House debates

Thursday, 16 November 2023

Constituency Statements

Climate Change

10:09 am

Photo of David GillespieDavid Gillespie (Lyne, National Party) Share this | | Hansard source

I rise to speak about a hypothesis circulating around the globe and in Australia. There are calls for us to be signing up to methane pledges due to supranational bodies like the UN and the IPCC recommending it. It is the genesis and the justification for the absolute madness proposed in Ireland, where they're going to cull a third of their dairy herd to meet the methane pledge. We've already seen the Netherlands virtually have a revolution by farmers who have started up their own party because they were going to shut down one-third of their farms. It's all based on very dodgy science. People don't understand that biological methane is quite different from unnatural methane that comes from gas and coal extraction and other processes.

The other madness is that methane has a very short atmospheric life. CO2 is there permanently. If you have the same herd reproducing itself, it is a closed system. To have dairy herds and beef herds, you need pastures. If you look at the effect of improved pastures, you see massive soil carbon growth. Otherwise, you can't produce enough pastures to feed all these animals. So they are more than carbon negative. The whole cycle is a natural cycle. The animals themselves, the bovines, are about 15 per cent solid carbon. Each one of them is a sink, let alone the soils on which their pastures grow. As I said, biological methane is a very short lived atmospheric. Even though it is technically, scientifically, maybe a more powerful warming gas, it's only there temporarily, and it goes back down into the soil and into animals.
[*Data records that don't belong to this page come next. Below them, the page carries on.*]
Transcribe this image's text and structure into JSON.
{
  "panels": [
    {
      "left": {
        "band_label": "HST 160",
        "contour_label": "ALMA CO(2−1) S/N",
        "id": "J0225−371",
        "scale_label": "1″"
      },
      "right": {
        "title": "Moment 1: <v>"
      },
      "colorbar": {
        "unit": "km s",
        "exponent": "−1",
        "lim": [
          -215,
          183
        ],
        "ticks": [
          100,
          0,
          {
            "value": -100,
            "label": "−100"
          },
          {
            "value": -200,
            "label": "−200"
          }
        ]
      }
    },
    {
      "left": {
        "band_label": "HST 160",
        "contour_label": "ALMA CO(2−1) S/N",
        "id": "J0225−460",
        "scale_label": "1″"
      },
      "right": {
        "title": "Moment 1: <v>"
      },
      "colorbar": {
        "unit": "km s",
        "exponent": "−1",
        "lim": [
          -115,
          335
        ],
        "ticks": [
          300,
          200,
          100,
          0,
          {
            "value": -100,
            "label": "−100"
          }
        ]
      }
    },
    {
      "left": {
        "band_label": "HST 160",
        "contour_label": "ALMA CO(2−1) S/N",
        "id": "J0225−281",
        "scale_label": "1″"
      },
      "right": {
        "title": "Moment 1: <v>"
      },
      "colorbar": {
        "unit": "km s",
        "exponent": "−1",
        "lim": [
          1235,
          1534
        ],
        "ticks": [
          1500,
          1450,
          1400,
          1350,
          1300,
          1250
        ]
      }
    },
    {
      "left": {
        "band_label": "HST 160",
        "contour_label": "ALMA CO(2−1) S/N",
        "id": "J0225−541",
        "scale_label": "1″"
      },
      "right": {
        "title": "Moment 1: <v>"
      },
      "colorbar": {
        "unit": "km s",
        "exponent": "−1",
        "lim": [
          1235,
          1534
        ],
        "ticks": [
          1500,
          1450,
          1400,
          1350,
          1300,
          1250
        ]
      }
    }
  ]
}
In the Lyne electorate and in Australia, we have a huge dairy and beef industry. The red meat and livestock turnover was $67.7 billion. In Australia 428,000 people are employed by this industry, 191,000 directly. The production of red meat provides protein for us and for our importing countries who can't grow that. We have 1.5 per cent of the global cattle herd and five per cent of the global sheep stock, but we are the fourth largest beef exporter. So most of our red meat is for other countries. Not only do we supply energy for other countries but we supply protein and meat. And we should reject any calls for methane pledges.